Most U.S. Adults Do Not Engage in Risky Sexual Behavior, Study Says
The majority of adults in the United States do not engage in risky sexual behavior, but those who do tend to use a condom, according to a study in the November issue of the American Journal of Public Health, Reuters Health reports (Reuters Health, 11/13). To assess behavioral risk patterns among U.S. adults, Deborah Holtzman of the CDC's National Center for Chronic Disease Prevention and Health Promotion and colleagues examined data from the Behavioral Risk Factor Surveillance System, a random telephone survey. They studied the responses of 35,484 participants ages 18 to 49 from 23 states, the District of Columbia and Puerto Rico. The researchers analyzed a number of risk behavior indicators, including the number of sexual partners in the past 12 months; use of condom at last intercourse; participants' perceptions of condom effectiveness; and whether a participant had been treated for an STD in the past five years. The researchers also examined participants' actual HIV risk -- determined by use of intravenous drugs, treatment for a STD within the past year, a positive HIV test result or anal intercourse without a condom -- and their perceived HIV risk, which participants judged from no risk to high risk. The study findings included the following:
- Seventy-seven percent of respondents reported having only one sexual partner within the past year. Only 9.2% reported having two or more partners within the past year.

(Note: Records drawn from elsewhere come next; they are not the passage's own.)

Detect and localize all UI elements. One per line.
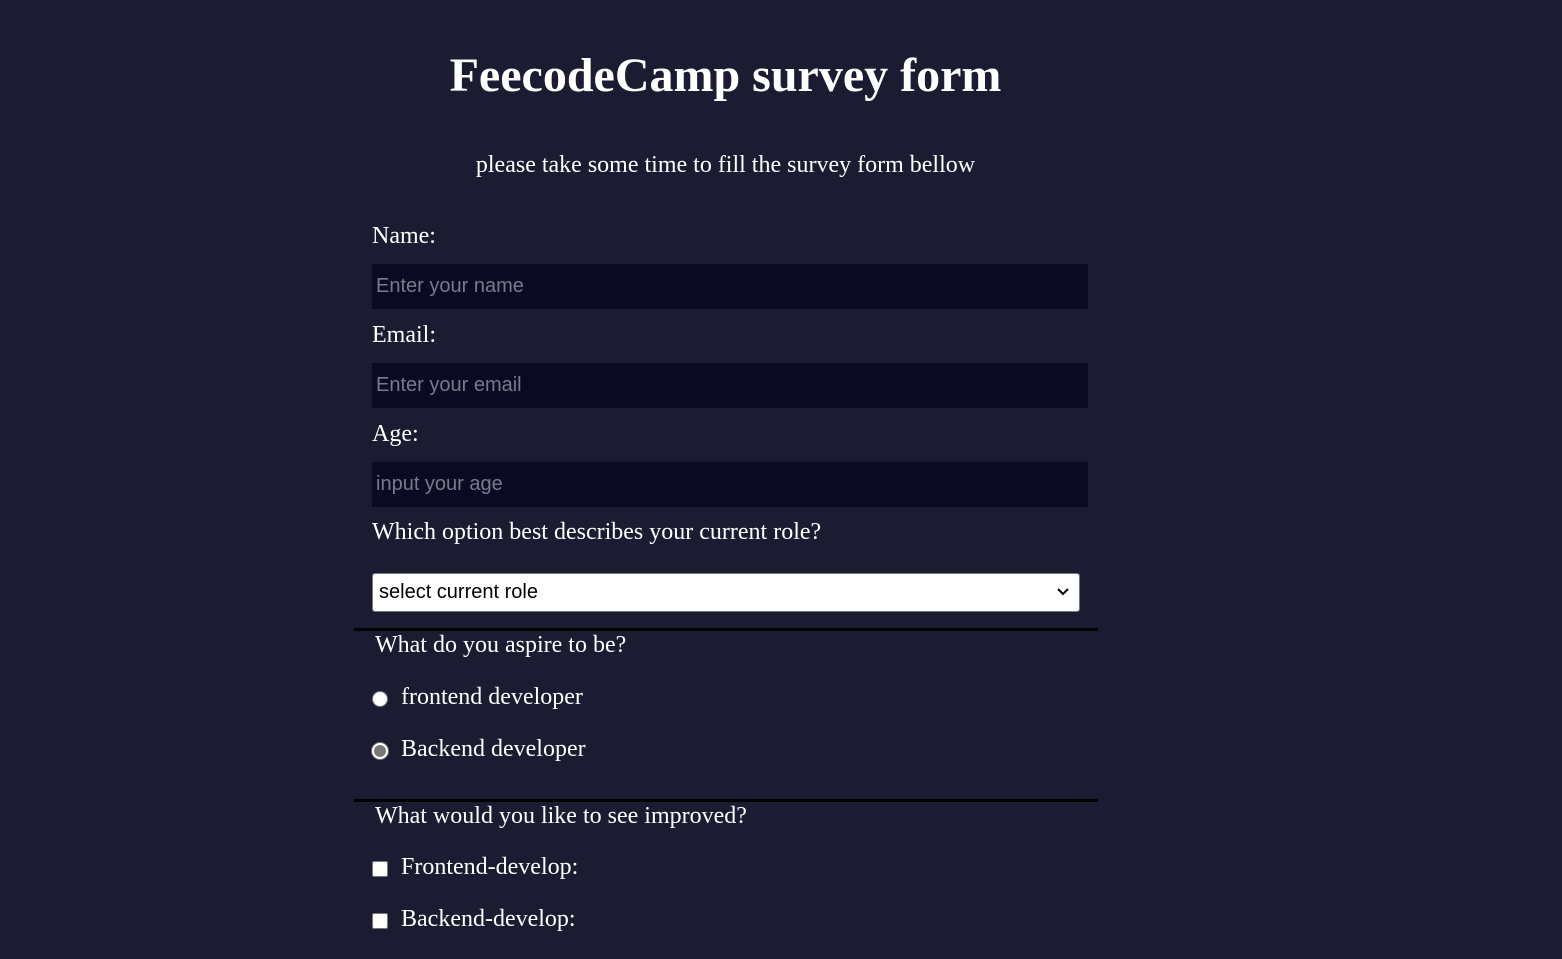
- aspire-option-frontend[interactable]: frontend developer: [372, 682, 583, 712]
- age-label: Age:: [372, 421, 419, 447]
- frontend-checkbox-label: Frontend-develop:: [401, 854, 579, 880]
- backend-checkbox-label: Backend-develop:: [401, 906, 576, 932]
- improve-question: What would you like to see improved?: [375, 803, 747, 829]
- role-dropdown[interactable]: select current role: [372, 573, 1080, 612]
- page-title: FeecodeCamp survey form: [449, 49, 1002, 102]
- aspire-question: What do you aspire to be?: [375, 632, 627, 658]
- age-input[interactable]: [372, 462, 1088, 507]
- backend-radio-label: Backend developer: [401, 736, 586, 762]
- email-label: Email:: [372, 322, 436, 348]
- chevron-down-icon: [1057, 588, 1069, 596]
- name-label: Name:: [372, 223, 436, 249]
- email-input[interactable]: [372, 363, 1088, 408]
- page-description: please take some time to fill the survey…: [475, 152, 976, 178]
- role-dropdown-value: select current role: [379, 581, 538, 603]
- aspire-option-backend[interactable]: Backend developer: [372, 734, 586, 764]
- improve-option-frontend[interactable]: Frontend-develop:: [372, 852, 578, 882]
- survey-page: FeecodeCamp survey form please take some…: [0, 0, 1562, 959]
- backend-checkbox[interactable]: [372, 913, 388, 929]
- frontend-checkbox[interactable]: [372, 861, 388, 877]
- frontend-radio-label: frontend developer: [401, 684, 583, 710]
- frontend-radio[interactable]: [372, 691, 388, 707]
- name-input[interactable]: [372, 264, 1088, 309]
- improve-option-backend[interactable]: Backend-develop:: [372, 904, 576, 934]
- backend-radio[interactable]: [372, 743, 388, 759]
- role-label: Which option best describes your current…: [372, 519, 822, 545]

- Eighty-two percent of participants said they had no new partners within the past 12 months, compared to 12% who said they had one new partner and 6% who said they had two or more new partners within the same time period.
- Of those who reported having a sexual partner within the past year, 26% said they used a condom at last intercourse. Of those who used a condom, 54.9% said they used it to protect against pregnancy and STDs, while 8.7% said they used it solely to protect against disease.
- Forty-four percent of participants said that condoms are "very effective" at preventing HIV transmission, while 46.2% of respondents said that condoms are "somewhat effective" at preventing HIV. Nearly 4% of respondents said that condoms are "not at all effective" in preventing HIV transmission.
- Only 4.1% of respondents said they had engaged in any risk behaviors for HIV or had received a positive HIV test result.
- Only 7.7% of participants perceived themselves to be at "medium or high" risk for HIV, while 31% said their risk was "low" and 61.4% said they were at no risk for the disease.
- Respondents who were young, male, black, Hispanic, not married or living with a partner and who had less than a high school education were more likely to be at increased risk for HIV and to perceive themselves at medium to high risk for the virus.
- Respondents who had a higher actual HIV risk and participants with a higher perceived HIV risk were more likely to have had two or more sex partners, more likely to report condom use at last intercourse and more likely to have undergone a voluntary HIV test.